Logistical constraints have been a factor inhibiting shipments out of the U.S. Weekly shipment data from the USDA indicate that U.S. exports this far into the crop year are 46% behind the level from one year ago (August 1 through December 30). U.S. shipments to China are 70% lower than one year ago. The size of these year-over-year declines may cause the USDA to make further reductions to its forecast for U.S. exports.

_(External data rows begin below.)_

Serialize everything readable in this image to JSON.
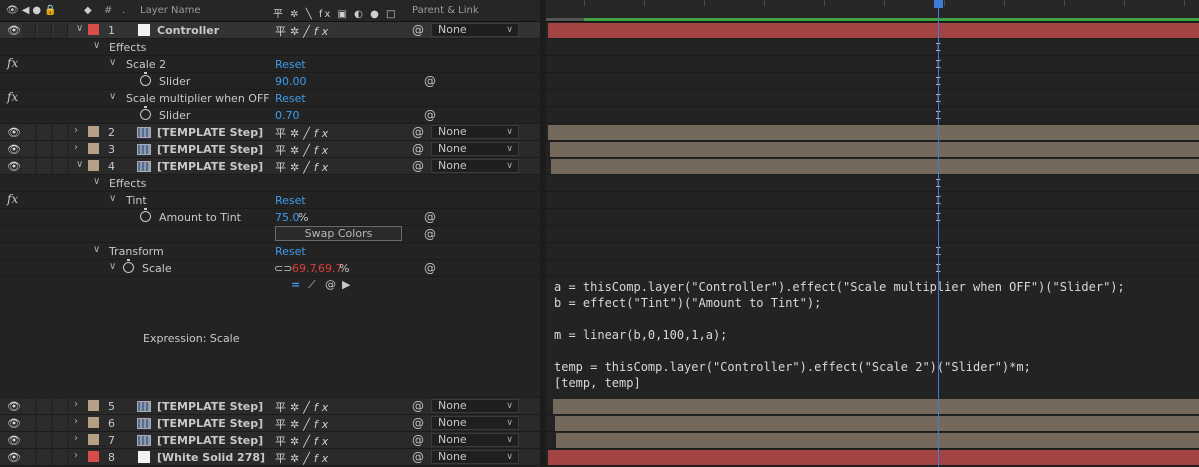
{
  "header": {
    "layer_name_col": "Layer Name",
    "parent_col": "Parent & Link",
    "icons": [
      "eye-icon",
      "audio-icon",
      "solo-icon",
      "lock-icon",
      "label-icon",
      "hash-icon"
    ],
    "switch_icons": "平 ✲ ╲ fx ▣ ◐ ● □"
  },
  "layers": [
    {
      "num": "1",
      "name": "Controller",
      "color": "#d84c4c",
      "parent": "None",
      "type": "null"
    },
    {
      "num": "2",
      "name": "[TEMPLATE Step]",
      "color": "#b59f85",
      "parent": "None",
      "type": "comp"
    },
    {
      "num": "3",
      "name": "[TEMPLATE Step]",
      "color": "#b59f85",
      "parent": "None",
      "type": "comp"
    },
    {
      "num": "4",
      "name": "[TEMPLATE Step]",
      "color": "#b59f85",
      "parent": "None",
      "type": "comp"
    },
    {
      "num": "5",
      "name": "[TEMPLATE Step]",
      "color": "#b59f85",
      "parent": "None",
      "type": "comp"
    },
    {
      "num": "6",
      "name": "[TEMPLATE Step]",
      "color": "#b59f85",
      "parent": "None",
      "type": "comp"
    },
    {
      "num": "7",
      "name": "[TEMPLATE Step]",
      "color": "#b59f85",
      "parent": "None",
      "type": "comp"
    },
    {
      "num": "8",
      "name": "[White Solid 278]",
      "color": "#d84c4c",
      "parent": "None",
      "type": "solid"
    }
  ],
  "props": {
    "effects": "Effects",
    "scale2": "Scale 2",
    "reset": "Reset",
    "slider": "Slider",
    "slider1_val": "90.00",
    "scale_mult": "Scale multiplier when OFF",
    "slider2_val": "0.70",
    "tint": "Tint",
    "amount_to_tint": "Amount to Tint",
    "amount_val": "75.0",
    "percent": "%",
    "swap_colors": "Swap Colors",
    "transform": "Transform",
    "scale": "Scale",
    "scale_x": "69.7",
    "scale_sep": ",",
    "scale_y": "69.7",
    "expression_label": "Expression: Scale",
    "fx": "fx"
  },
  "expression": {
    "lines": [
      "a = thisComp.layer(\"Controller\").effect(\"Scale multiplier when OFF\")(\"Slider\");",
      "b = effect(\"Tint\")(\"Amount to Tint\");",
      "",
      "m = linear(b,0,100,1,a);",
      "",
      "temp = thisComp.layer(\"Controller\").effect(\"Scale 2\")(\"Slider\")*m;",
      "[temp, temp]"
    ]
  },
  "colors": {
    "accent": "#3f9bea",
    "playhead": "#3d7cd8",
    "red_bar": "#a24444",
    "tan_bar": "#74695a",
    "work_area": "#3fa33f"
  }
}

In normal times, additions to U.S. stocks that correspond with decreases in exports could put downward pressure on prices. However, the market is not in a normal situation. If the U.S. builds stocks because of delivery-driven challenges, the market signal is more aligned with a scarcity of available supply than with surplus. Over time, such an interpretation could evolve as strategic adjustments are made to address logistical problems. In the meantime, if supply has trouble meeting demand, it could support prices.
As the world looks forward to the 2022/23 crop year, shipping issues represent just one of a series of important questions for the market. COVID continues to be a threat on the demand front, with the latest variant causing a fresh series of restrictions on consumer activity across the globe. In addition, central banks in both U.S. and the E.U. have announced plans to withdraw stimulus. Reactions to the virus and efforts to combat inflation can slow economic growth, and forecasts for global GDP have been revised lower.
From the production side, the first major question for 2022/23 relates to planted acreage. High cotton prices unambiguously suggest an increase in plantings, but the volume and quality of additional acreage are uncertain. Input costs, notably those for fertilizer, have risen sharply in recent months. The weather is always unknown until it is experienced. There is time for moisture levels to change, but much of the U.S. cotton belt, including all of West Texas, is currently experiencing a level of drought.
Early estimates for 2022/23 will be released over the next couple months. The National Cotton Council will publish results from their survey of U.S. growers’ planting intentions at their annual meeting held February 11-13th. The USDA will release a partial set of global supply, demand, and trade forecasts at their Annual Outlook Forum held February 24-25th.